Ce male gaze, défini dans les années soixante-dix par Laura Mulvey et malheureusement toujours actuel, s’enracine à la fois dans la narration et les techniques filmiques : éclairage, cadrage, ralentis et mouvements panoramiques… Autant d’effets qui relèguent la femme au rang d’objet, passive et fantasmée, face à un homme sujet et puissant auquel s’identifie le spectateur. Il est déconcertant de voir à quel point les nombreux extraits décryptés par Nina Menkes -plus de 175- sont construits sur ce même modèle. De la naissance du cinéma à ses dernières années, le male gaze semble n’épargner aucune production, pas même celles qui se voudraient féministes.
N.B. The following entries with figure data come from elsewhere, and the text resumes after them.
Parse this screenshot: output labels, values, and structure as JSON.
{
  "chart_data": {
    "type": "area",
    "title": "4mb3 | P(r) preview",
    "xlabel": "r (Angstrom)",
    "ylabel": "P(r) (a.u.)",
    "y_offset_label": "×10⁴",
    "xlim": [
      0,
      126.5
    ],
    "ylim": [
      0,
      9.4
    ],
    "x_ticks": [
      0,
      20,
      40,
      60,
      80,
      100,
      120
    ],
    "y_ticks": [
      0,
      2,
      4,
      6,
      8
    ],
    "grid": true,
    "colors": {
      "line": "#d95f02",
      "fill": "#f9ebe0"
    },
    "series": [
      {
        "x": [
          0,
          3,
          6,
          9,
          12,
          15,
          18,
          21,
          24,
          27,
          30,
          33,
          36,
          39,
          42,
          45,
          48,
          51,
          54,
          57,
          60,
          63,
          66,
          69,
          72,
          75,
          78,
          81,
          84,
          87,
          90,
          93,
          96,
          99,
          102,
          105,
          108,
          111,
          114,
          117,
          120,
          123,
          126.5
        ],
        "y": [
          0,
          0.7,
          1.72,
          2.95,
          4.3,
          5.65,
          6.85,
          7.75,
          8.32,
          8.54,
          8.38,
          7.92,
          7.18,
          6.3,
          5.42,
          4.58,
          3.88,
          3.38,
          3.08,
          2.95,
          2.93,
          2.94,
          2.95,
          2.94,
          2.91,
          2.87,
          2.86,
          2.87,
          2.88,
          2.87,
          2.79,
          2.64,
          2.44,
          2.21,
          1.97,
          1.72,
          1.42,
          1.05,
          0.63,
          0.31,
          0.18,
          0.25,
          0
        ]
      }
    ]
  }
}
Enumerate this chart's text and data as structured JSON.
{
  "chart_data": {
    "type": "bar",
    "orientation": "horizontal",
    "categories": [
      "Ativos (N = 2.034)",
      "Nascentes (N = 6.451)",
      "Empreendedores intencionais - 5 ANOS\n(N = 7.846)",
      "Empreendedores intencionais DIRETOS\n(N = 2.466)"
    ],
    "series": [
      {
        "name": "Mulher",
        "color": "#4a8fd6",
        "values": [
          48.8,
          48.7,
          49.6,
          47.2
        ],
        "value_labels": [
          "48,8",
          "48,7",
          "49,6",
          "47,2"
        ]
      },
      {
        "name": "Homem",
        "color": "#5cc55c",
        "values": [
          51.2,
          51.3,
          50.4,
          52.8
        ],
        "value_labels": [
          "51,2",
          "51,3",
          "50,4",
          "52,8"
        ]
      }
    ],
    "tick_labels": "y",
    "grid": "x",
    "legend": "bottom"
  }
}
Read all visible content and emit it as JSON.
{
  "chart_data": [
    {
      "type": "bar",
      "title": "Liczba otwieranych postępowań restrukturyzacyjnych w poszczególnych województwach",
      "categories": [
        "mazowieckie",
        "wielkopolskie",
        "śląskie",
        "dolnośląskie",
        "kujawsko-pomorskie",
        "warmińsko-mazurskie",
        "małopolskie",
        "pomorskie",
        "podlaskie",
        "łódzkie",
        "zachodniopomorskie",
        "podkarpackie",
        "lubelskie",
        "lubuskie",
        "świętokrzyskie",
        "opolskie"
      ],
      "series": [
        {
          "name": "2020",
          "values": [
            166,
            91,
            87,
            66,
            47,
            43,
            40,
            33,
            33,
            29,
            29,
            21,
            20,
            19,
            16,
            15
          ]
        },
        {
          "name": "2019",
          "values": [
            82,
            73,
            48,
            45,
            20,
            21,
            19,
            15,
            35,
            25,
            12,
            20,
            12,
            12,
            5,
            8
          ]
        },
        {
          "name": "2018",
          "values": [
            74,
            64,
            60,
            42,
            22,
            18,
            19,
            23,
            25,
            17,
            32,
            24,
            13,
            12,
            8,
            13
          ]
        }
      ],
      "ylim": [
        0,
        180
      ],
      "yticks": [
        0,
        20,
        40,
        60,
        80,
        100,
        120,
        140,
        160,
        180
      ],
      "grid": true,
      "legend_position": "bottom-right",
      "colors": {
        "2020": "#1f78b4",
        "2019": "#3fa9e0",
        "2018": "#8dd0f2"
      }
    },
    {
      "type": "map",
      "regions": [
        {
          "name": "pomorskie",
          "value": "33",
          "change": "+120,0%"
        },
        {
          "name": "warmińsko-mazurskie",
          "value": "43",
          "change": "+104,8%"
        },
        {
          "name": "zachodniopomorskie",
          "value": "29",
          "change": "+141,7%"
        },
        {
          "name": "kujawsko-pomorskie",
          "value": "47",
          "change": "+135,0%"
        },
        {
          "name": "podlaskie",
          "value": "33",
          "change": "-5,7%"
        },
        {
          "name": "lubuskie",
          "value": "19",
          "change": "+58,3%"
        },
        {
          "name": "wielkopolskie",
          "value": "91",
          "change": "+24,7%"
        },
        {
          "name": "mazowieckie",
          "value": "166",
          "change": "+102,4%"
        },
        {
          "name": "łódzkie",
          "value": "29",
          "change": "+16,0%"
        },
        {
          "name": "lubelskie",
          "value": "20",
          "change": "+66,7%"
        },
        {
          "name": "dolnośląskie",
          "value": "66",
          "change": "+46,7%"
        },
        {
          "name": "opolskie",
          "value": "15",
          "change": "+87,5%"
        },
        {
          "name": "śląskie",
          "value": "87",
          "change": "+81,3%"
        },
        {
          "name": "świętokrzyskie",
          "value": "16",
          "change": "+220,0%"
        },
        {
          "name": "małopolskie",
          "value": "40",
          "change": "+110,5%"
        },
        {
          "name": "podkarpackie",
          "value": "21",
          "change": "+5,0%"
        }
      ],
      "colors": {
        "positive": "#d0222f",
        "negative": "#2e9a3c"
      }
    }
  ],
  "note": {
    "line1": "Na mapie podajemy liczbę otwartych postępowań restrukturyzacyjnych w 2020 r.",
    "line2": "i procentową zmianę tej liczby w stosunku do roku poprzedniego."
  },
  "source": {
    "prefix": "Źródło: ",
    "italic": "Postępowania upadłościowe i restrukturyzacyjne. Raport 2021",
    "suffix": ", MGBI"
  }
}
Brainwashed entreprend d’abord de déconstruire le mythe hollywoodien et de questionner ses conséquences sur les discriminations ou les violences sexuelles. Mais Nina Menkes montre aussi, avec une note plus positive, le travail de cinéastes qui détournent et rejettent ces codes pour rendre aux rôles féminins leur juste valeur. En écho sont alors cités les mots de l’emblématique Agnès Varda : « Le premier acte féministe d’une femme c’est de regarder, de dire : “d’accord on me regarde, mais moi aussi je regarde.” »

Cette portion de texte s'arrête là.